By Chris Tilley/Staff Photographer

HALFWAY, Md. — The Mason-Dixon Roller Vixens of Hagerstown were jamming on Saturday.

In racking up a 100-28 lead, the hometown team knocked around the River City Rollergirls Uncivil Warriors, who were visiting from Richmond, Va.

This was roller derby — a rough-and-tumble muscle sport built on dogged skating.

The Vixens are about 20 to 25 women who adopt new personas and circle the oval at Turner's Skating Palace on Virginia Avenue in Halfway when they're not at their day jobs.

Christin Bloom of Frederick, Md., whose roller derby name is Pink Medusa, said they practice three times a week; players must attend at least two.

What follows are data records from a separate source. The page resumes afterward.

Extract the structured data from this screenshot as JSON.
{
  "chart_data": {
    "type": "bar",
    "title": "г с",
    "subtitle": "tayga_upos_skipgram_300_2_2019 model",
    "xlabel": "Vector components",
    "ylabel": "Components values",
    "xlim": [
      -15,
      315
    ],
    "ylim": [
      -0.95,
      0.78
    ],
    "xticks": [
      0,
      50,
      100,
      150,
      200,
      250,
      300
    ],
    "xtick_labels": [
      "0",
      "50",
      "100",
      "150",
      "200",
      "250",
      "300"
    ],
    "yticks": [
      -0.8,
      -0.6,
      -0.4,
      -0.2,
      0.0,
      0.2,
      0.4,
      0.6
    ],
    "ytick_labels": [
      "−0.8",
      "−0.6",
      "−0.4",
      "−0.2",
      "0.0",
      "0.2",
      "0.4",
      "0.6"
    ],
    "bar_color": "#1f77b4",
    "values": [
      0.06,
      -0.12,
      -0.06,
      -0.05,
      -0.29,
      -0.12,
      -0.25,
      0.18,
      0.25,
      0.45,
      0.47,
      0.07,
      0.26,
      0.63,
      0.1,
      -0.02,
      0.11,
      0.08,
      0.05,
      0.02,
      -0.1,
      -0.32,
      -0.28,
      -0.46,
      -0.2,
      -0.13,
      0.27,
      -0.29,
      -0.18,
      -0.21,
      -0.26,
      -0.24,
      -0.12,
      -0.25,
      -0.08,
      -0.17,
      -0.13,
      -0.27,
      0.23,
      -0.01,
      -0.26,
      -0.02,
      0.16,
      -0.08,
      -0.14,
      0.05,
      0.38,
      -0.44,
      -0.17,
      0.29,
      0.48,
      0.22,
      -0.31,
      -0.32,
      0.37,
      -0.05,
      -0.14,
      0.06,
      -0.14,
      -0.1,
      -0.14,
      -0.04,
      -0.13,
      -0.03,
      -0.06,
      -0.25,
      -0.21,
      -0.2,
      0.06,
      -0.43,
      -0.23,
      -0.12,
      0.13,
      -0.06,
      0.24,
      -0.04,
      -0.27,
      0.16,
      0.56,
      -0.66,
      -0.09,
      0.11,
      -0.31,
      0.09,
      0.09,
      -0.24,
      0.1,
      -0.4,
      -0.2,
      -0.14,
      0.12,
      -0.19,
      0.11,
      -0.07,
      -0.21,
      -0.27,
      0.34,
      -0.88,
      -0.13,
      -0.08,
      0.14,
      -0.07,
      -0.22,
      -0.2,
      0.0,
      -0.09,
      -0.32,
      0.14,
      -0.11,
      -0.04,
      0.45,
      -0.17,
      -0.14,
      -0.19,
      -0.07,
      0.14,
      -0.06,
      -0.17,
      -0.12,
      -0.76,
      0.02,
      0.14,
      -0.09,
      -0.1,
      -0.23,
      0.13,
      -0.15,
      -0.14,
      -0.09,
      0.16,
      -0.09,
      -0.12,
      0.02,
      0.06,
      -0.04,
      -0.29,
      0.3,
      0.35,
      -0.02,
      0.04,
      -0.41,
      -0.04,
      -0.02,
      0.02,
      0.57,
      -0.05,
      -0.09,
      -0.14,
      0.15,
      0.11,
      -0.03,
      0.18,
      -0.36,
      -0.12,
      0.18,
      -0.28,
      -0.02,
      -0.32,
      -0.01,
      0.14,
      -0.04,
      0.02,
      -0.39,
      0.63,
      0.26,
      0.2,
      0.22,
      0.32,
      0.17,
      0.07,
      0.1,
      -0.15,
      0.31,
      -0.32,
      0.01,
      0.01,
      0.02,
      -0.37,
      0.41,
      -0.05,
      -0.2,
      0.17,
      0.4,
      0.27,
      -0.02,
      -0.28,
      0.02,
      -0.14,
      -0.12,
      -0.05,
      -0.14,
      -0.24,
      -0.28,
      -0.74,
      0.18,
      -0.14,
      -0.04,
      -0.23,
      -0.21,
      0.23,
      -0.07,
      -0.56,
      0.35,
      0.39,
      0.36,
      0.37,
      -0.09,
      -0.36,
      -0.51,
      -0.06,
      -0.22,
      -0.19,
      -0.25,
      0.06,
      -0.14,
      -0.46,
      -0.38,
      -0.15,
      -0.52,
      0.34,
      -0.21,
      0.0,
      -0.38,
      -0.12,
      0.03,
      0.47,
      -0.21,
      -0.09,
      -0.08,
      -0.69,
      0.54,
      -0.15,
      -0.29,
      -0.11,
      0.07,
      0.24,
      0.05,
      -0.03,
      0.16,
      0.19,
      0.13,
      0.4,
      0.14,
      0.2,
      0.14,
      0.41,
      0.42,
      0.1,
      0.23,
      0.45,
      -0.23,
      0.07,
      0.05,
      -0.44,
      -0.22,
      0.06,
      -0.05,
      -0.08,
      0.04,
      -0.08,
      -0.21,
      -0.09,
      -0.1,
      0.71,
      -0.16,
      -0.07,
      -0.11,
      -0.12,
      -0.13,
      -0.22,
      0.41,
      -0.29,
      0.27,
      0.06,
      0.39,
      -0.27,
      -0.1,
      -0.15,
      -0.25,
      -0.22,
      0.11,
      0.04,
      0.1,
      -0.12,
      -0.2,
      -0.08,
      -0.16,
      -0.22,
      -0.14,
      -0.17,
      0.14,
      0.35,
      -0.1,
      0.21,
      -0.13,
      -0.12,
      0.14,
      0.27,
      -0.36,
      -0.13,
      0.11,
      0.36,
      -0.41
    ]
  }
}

They work on their skating, jumping, stopping and even falling. They hope to master these skills so they can take their test, which includes finishing 25 laps in less than five minutes, plus a written exam.

Passing the test enables them to become full-fledged Vixens.

Until then, they're known as "fresh meat," such as Raiza Ramos of Emmitsburg, Md., who works for Frederick County's animal shelter.

She watched the action on Saturday as she recovered from breaking her tailbone in two places. It hurts when she sits down.

She said the injury won't keep her from skating, which she loves.

Bloom, a hairdresser, said that's a common question when people first hear about the sport: Isn't it dangerous?

It's certainly not chess.

Take, for example, the hit one of the Vixens laid on "Murphy" of the Uncivil Warriors. It was an upper-arm crunch to the upper chest, so it looked legal, and it dropped Murphy into a twisted heap.

She was back on her feet a few minutes later, a little achy.

Paul Mitchell of Hagerstown was in the crowd with his 3-year-old daughter, Alison, who seemed more interested in the play area for kids.

Mitchell said he likes roller derby because it gives women a sport of aggression and excitement.

"There's really nothing like it around," he said.

Jennifer Daley of Chambersburg, Pa., was selling buttons in the crowd. Some had unicorns on them; others had catchy slogans, such as "The Derby Monster Ate My Life" and "My Mommy's Hell on Wheels." Some buttons were cartoon-like depictions of Vixen skaters.

Daley also is "fresh meat." She said she's ready for her test. She'll be Madam WhiskIt, a name she picked because she cooks for the team.

Ramos will be known as Nerdy Sanchez.

Bloom said the Vixens usually have a home bout at Turner's Skating Palace one month, then an away bout the next month, during their season.

The next home bout will be Aug. 6 against the Black Rose Rollers of Hanover, Pa.